Überhaupt die Bläser: Abbado lässt ihnen viel Raum zur individuellen Entfaltung, doch bringt er ihren eigenen Zeitverlauf mit dem des ganzen Orchesters immer wieder auf wundersame Weise zur Übereinstimmung. Aus diesem belebten, vom Hören geleiteten Zusammenspiel entstehen auf zwingende Weise die Großen Bögen von Mahlers Musik, sei es beim langsamen Aufbau des Kopfsatzes der Ersten, sei es in der brüchigen Monumentalarchitektur der Neunten. Die wie im Gehen erschlossenen weiten Streicherlandschaften der vierten Sinfonie liefern dafür das Modell – die Musik entwickelt sich aus sich selbst und entsteht in jedem Moment neu.

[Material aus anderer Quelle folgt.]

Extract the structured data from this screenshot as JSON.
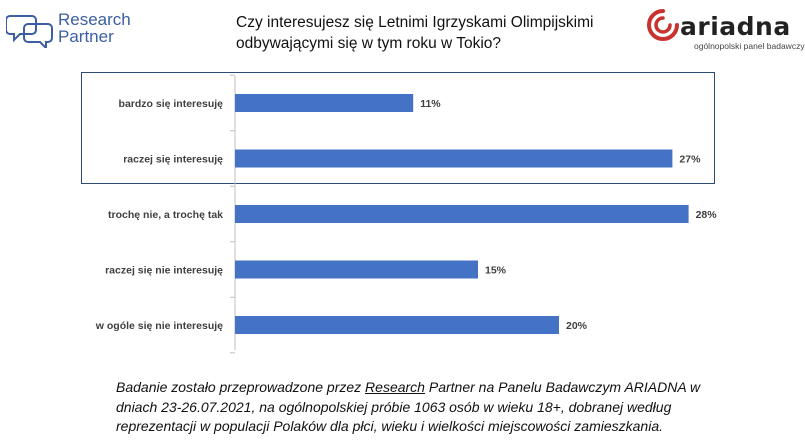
{
  "logos": {
    "research_partner": {
      "line1": "Research",
      "line2": "Partner",
      "color": "#3b5fa0"
    },
    "ariadna": {
      "name": "ariadna",
      "tagline": "ogólnopolski panel badawczy",
      "accent": "#c8322f"
    }
  },
  "title": {
    "line1": "Czy interesujesz się Letnimi Igrzyskami Olimpijskimi",
    "line2": "odbywającymi się w tym roku w Tokio?"
  },
  "chart_data": {
    "type": "bar",
    "orientation": "horizontal",
    "categories": [
      "bardzo się interesuję",
      "raczej się interesuję",
      "trochę nie, a trochę tak",
      "raczej się nie interesuję",
      "w ogóle się nie interesuję"
    ],
    "values": [
      11,
      27,
      28,
      15,
      20
    ],
    "value_labels": [
      "11%",
      "27%",
      "28%",
      "15%",
      "20%"
    ],
    "unit": "%",
    "xlim": [
      0,
      30
    ],
    "grid": false,
    "legend": "none",
    "bar_color": "#4472c4",
    "highlight_box_color": "#2e4a78"
  },
  "note": {
    "part1": "Badanie zostało przeprowadzone przez ",
    "link": "Research",
    "part2": " Partner na Panelu Badawczym ARIADNA w dniach 23-26.07.2021, na ogólnopolskiej próbie 1063 osób w wieku 18+, dobranej według reprezentacji w populacji Polaków dla płci, wieku i wielkości miejscowości zamieszkania."
  }
}
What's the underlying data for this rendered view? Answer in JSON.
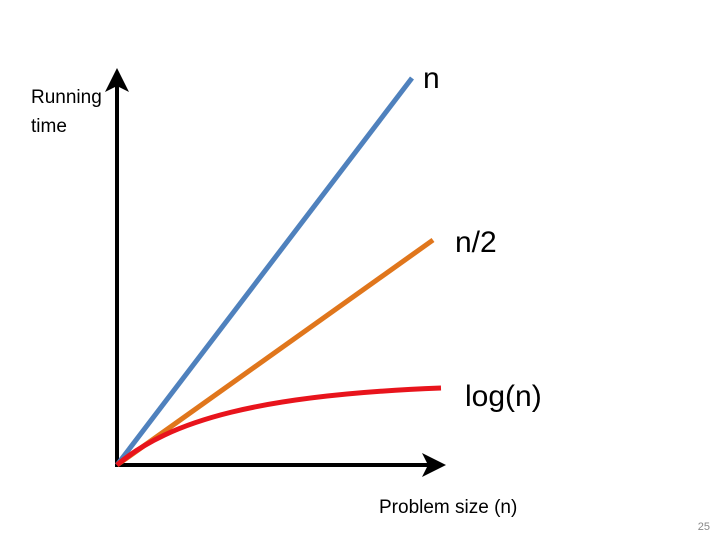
{
  "diagram": {
    "y_axis_label": [
      "Running",
      "time"
    ],
    "x_axis_label": "Problem size (n)",
    "curves": [
      {
        "label": "n"
      },
      {
        "label": "n/2"
      },
      {
        "label": "log(n)"
      }
    ]
  },
  "footer": {
    "page_number": "25"
  }
}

© Max Nyffeler, August 2011

Vom Mahler-Zyklus des Lucerne Festival Orchestra unter Claudio Abbado sind zuletzt folgende Blu-ray Discs erschienen:
Sinfonie Nr. 1 in D-Dur / Klavierkonzert Nr. 3 von Sergej Prokofieff (Yuja Wang, Klavier). EuroArts 2057968 (1 BD)
Sinfonie Nr. 4 in G-Dur / Rückert-Lieder (Magdalena Kozená, Mezzosopran). EuroArts 2057984 (1 BD)
Sinfonie Nr. 9 in D-Dur. Accentus ACC 10214 (1 BD)
Sinfonie Nr. 7 in e-Moll (Wiederveröffentlichung als Blu-ray). EuroArts 2054624 (1 BD)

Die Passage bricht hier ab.